An upcoming evolution in the financial industry is gradually taking shape. Increasingly, the reputation of banks as a prime source of credit in the economy is becoming less prevalent. The impact of the recent meltdown has massively reduced the resilience of the banking industry, forcing banks to introduce tighter credit measures and reduce the availability of credit, especially for bad credit consumers.
Private lenders have responded to this decline by offering consumers innovative web-based financial options, such as online loans. In fact, this response has catalyzed the emergence and expansion of the online lending industry. The following are some of the key factors that have contributed to the spectacular growth of online loans.
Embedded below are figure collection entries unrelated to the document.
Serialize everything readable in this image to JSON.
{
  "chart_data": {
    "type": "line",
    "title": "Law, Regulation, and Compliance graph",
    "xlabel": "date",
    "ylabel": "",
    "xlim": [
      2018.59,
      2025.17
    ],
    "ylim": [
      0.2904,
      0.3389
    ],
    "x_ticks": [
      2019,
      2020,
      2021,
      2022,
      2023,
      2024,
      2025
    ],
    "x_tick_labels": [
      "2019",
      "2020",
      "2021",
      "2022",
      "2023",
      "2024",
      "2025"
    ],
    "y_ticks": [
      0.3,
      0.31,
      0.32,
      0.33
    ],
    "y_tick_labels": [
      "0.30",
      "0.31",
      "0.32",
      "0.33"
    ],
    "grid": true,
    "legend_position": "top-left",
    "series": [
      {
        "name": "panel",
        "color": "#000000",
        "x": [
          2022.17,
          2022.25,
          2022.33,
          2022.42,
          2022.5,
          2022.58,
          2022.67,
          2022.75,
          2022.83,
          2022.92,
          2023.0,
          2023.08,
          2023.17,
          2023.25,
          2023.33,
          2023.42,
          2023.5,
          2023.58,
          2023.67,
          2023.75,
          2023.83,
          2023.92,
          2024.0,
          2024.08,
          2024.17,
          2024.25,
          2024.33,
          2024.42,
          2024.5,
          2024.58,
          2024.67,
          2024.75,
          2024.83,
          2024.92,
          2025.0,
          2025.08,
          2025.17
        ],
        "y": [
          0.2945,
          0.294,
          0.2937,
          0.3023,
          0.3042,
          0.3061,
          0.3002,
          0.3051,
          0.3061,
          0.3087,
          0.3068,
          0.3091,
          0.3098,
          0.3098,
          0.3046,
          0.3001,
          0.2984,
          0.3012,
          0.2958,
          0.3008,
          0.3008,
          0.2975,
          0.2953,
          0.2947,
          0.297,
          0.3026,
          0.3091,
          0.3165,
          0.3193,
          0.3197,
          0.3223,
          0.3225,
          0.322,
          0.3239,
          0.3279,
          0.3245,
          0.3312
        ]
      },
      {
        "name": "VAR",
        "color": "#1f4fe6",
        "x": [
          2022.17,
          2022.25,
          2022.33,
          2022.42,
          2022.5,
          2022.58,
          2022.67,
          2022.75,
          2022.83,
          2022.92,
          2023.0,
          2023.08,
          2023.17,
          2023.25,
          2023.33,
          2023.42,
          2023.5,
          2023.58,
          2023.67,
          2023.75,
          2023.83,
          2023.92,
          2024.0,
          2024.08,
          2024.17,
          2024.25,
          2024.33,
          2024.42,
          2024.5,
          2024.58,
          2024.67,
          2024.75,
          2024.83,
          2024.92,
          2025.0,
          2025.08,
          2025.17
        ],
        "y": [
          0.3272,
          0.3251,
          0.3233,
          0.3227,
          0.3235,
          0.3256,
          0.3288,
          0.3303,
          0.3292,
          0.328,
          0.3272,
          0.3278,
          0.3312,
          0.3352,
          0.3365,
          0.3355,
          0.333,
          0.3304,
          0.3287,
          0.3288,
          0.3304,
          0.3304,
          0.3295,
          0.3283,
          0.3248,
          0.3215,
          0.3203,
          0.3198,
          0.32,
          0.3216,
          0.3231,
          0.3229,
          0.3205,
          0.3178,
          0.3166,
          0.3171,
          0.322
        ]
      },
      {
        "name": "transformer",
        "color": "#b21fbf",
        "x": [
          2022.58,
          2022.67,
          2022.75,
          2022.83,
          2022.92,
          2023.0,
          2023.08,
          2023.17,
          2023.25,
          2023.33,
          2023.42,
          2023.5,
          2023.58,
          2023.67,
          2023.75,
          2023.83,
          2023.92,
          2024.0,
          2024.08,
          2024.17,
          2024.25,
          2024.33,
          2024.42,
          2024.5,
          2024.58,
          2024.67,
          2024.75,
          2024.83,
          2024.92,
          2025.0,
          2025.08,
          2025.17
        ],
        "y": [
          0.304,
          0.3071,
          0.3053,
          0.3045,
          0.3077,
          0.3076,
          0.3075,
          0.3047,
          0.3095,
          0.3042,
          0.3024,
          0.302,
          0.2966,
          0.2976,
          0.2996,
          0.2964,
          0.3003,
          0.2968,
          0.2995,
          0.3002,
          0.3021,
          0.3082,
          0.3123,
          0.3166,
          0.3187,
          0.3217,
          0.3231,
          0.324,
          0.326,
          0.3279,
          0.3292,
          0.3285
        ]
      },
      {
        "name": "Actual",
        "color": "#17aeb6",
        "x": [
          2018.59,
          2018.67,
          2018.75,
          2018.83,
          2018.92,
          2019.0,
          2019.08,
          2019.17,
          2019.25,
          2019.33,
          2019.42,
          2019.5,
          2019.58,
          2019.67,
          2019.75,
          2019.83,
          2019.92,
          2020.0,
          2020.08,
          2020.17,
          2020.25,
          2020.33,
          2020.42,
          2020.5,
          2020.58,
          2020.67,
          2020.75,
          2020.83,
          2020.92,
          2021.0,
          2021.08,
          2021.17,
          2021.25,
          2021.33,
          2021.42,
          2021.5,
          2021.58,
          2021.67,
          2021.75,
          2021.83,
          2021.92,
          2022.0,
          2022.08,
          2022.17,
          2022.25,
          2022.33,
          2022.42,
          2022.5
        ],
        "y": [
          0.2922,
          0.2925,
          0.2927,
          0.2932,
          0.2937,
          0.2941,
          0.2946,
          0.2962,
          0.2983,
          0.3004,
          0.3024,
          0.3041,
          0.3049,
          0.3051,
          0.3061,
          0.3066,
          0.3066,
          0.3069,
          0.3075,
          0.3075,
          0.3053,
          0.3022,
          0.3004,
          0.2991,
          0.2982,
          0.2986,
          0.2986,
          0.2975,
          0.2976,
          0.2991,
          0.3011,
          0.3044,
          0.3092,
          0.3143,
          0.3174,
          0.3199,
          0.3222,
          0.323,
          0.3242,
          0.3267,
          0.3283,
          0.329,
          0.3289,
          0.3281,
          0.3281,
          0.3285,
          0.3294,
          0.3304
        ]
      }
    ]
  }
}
Less Restrictive Qualifying Criteria
In order to effectively reduce the level of risk inherent in credit activities, banks conduct comprehensive evaluations before extending credit. The process is basically a predictive analysis of a borrower’s repayment capacity or ability to repay according to the terms and conditions of the loans. Because the assessment generally involves the use of credit information, those borrowers with less than decent or poor credit histories will certainly find it difficult to qualify for a bank loan. This difficulty is pushing a significant number of potential consumers towards online loans.
The key advantage of securing online loans is that they offer less stringent credit qualifying criteria. This implies that consumers can still get a loan even with a bad credit history.
The ability of the internet and other web-based technologies to increase the speed of communication and business operations has spurred consumers to shift from conventional sources to online installment loans. Definitely, one of the reasons why online loans are experiencing an increase in consumer demand is because they provide easy and comfortable access to short-term finances.